Fulton County District Attorney Fani Willis is using RICO charges to accuse the former president of heading a "criminal enterprise" to try to overturn the 2020 election.
Prosecutors normally use RICO laws to dismantle organized-crime groups. The charges in this case include: making false statements, filing false documents and forgeries, impersonating officials, computer breaches and attempts to influence witnesses.
"RICO is one of the more serious charges you can level in criminal law," said John Melvin, managing prosecutor with the Gwinnett County D.A.’s office who has tried numerous RICO cases. "If you’re going to tell the story of an entire enterprise, Rico is the only way to go. It’s the 800-pound gorilla."
Rudy Giuliani, the former president’s personal lawyer and a former federal prosecutor who used to jail mobsters on RICO charges, now faces those very same racketeering counts himself. Melvin says the charges against Giuliani, the former president and more than a dozen other codefendants are very serious.
President Donald Trump's former lawyer Rudy Giuliani testifies before a special Georgia Senate subcommittee hearing on Dec. 30, 2020. (FOX 5)
"The president faces a lot of jeopardy. For every RICO count, it’ll be five to 20 [years]," Melvin said.
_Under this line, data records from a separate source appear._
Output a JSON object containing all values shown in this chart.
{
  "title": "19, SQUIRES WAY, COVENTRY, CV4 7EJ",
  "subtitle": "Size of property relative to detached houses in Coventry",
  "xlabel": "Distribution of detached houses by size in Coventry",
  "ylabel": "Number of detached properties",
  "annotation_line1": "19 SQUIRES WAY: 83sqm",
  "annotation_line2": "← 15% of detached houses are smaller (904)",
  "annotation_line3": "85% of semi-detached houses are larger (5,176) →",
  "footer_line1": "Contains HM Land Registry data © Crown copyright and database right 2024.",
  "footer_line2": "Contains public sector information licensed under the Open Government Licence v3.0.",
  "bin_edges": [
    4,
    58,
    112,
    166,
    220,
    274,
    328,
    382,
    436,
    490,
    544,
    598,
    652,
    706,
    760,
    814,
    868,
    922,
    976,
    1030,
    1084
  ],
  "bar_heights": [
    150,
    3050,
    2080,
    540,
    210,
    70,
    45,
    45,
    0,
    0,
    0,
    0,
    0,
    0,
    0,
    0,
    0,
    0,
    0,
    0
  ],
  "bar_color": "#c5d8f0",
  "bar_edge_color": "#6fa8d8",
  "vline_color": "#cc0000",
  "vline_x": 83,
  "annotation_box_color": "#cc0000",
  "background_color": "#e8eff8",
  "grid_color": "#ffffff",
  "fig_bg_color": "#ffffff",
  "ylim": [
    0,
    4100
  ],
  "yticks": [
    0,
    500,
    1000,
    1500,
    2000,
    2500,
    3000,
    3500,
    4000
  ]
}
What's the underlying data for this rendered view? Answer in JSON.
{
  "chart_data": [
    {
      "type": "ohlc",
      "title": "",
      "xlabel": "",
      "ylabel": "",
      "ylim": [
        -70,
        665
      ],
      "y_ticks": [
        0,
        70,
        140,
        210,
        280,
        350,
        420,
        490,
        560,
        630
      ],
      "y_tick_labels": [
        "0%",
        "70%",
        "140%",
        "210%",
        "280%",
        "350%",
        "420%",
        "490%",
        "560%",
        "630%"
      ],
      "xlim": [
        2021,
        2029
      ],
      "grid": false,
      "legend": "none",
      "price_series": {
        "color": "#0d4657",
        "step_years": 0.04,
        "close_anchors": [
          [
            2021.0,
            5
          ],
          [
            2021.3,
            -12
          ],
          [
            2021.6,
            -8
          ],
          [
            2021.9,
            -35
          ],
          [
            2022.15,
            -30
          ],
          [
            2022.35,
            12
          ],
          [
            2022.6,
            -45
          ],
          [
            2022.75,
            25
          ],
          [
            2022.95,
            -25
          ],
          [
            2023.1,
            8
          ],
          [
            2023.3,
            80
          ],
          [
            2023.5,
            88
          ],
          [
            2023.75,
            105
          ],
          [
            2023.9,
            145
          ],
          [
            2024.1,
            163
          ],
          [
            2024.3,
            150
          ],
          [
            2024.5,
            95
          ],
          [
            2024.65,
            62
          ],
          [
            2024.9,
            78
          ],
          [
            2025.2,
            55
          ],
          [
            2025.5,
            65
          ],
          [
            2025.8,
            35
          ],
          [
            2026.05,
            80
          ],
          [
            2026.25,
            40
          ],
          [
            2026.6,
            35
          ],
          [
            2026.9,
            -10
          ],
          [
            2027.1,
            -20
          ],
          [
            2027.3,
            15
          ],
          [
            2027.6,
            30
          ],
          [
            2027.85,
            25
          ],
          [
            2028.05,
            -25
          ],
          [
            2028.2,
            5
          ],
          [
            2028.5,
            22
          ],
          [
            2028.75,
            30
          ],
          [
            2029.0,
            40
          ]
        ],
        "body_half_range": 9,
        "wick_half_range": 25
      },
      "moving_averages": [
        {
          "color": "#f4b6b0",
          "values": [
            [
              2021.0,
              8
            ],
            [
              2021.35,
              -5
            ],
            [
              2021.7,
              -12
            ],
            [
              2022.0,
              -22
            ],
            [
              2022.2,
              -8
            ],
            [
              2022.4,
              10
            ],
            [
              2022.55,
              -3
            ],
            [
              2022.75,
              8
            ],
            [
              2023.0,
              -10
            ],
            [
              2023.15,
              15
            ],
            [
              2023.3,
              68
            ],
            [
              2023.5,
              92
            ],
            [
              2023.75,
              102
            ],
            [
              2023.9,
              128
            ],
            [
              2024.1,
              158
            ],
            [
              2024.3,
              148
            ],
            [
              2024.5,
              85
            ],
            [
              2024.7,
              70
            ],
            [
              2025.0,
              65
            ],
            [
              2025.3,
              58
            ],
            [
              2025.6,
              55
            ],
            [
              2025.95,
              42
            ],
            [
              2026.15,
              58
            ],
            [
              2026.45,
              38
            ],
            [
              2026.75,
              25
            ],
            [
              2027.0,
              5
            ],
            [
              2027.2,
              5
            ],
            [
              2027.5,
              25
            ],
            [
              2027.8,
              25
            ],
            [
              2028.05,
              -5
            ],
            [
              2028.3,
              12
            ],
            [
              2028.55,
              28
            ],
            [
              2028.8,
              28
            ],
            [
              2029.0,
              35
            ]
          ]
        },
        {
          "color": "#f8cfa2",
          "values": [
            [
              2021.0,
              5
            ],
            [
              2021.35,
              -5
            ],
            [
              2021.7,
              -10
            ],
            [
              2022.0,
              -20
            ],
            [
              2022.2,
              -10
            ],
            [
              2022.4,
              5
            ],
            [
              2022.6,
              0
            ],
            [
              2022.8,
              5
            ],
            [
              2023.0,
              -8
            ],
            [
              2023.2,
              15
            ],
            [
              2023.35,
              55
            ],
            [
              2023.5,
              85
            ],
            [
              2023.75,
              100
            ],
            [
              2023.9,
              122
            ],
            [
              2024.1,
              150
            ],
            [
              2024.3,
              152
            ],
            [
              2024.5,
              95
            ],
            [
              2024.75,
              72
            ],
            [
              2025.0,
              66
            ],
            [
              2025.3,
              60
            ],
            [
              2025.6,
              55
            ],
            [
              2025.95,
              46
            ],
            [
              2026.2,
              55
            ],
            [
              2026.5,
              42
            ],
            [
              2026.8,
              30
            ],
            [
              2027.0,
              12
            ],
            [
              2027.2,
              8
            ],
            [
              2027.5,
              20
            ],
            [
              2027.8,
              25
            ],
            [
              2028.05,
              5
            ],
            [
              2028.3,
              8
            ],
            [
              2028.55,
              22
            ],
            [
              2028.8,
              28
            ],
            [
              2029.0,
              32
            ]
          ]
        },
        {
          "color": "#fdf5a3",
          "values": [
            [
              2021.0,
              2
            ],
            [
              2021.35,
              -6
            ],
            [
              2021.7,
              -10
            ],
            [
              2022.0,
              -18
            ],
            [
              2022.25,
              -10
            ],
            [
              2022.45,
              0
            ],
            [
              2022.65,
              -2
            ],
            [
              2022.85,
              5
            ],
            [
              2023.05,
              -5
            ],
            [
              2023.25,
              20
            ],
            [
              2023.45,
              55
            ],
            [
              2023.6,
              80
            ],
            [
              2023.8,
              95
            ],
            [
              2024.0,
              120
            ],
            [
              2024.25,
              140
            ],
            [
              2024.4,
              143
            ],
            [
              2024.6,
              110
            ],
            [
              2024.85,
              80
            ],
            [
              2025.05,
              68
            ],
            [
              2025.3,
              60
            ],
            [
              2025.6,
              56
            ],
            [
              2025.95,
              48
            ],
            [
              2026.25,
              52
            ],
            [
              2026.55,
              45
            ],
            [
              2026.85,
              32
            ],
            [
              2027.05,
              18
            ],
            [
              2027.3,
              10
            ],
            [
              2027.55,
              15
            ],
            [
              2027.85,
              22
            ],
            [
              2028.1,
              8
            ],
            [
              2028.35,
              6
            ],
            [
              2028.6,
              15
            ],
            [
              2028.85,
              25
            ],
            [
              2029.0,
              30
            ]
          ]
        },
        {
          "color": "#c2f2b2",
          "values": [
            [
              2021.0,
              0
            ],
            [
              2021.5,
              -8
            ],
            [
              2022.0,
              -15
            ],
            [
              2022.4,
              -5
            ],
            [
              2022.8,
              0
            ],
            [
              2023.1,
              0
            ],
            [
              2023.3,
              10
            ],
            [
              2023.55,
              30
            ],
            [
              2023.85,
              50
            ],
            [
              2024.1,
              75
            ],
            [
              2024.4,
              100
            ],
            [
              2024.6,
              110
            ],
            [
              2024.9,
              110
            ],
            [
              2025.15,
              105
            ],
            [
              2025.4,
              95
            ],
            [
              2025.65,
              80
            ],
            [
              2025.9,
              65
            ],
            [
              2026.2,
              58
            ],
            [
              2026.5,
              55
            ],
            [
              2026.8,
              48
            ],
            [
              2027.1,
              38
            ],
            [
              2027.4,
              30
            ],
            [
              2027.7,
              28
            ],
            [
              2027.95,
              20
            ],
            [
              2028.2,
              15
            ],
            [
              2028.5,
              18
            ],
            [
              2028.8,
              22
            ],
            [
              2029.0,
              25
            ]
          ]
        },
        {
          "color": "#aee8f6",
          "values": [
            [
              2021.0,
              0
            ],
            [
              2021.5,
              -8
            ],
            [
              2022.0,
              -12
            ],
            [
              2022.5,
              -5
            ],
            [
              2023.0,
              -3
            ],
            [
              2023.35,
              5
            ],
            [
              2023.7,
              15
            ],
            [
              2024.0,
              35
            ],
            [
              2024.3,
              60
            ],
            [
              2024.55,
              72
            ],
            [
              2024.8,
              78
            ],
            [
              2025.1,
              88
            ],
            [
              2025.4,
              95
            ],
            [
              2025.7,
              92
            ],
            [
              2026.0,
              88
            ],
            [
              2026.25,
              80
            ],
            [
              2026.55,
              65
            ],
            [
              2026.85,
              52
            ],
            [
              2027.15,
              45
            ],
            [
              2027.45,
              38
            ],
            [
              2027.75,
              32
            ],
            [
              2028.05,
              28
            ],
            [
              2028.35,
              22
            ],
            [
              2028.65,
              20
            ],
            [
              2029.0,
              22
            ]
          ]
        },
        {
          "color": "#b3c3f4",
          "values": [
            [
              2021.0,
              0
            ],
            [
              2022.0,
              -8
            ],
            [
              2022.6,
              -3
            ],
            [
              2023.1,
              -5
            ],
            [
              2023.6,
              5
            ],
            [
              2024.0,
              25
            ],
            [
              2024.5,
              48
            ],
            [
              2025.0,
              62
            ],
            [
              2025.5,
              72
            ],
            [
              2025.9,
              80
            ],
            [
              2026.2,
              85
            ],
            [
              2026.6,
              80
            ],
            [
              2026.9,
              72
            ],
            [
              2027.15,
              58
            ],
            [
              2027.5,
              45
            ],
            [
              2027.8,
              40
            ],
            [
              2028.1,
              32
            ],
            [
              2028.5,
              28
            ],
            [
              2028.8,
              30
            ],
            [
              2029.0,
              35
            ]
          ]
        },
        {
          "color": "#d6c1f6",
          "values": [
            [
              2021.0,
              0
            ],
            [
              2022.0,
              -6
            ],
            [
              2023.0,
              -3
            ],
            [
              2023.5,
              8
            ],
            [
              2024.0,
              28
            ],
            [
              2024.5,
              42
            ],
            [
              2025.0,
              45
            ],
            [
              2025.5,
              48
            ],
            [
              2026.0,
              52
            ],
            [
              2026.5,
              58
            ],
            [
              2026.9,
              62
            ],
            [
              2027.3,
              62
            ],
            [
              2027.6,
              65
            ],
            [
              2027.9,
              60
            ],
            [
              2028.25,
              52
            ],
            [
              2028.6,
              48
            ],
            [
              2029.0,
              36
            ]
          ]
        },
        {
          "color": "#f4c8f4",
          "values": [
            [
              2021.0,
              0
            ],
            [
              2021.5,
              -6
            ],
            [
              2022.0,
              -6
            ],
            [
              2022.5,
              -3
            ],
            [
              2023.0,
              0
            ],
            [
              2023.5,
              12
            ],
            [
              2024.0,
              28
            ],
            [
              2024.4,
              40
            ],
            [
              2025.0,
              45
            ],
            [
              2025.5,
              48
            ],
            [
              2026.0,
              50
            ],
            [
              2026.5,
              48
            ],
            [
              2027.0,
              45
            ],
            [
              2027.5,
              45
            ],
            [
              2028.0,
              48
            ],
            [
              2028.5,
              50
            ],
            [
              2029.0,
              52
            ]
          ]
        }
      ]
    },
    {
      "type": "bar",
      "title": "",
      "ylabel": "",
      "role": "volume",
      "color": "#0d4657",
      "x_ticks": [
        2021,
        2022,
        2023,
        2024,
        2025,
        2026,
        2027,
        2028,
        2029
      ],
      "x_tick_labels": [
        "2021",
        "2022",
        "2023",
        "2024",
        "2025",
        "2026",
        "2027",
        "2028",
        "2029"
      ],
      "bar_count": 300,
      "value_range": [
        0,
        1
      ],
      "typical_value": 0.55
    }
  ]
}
"This is really beyond precedent. Individually by themselves, without the RICO charges, would be serious charges alone. The legal jeopardy here is quite serious and quite real," said John Acevedo, a visiting associate professor of practice at Emory University School of Law.
The former president also faces other non-RICO charges. All those counts could carry dozens if not hundreds of years in prison if he’s found guilty.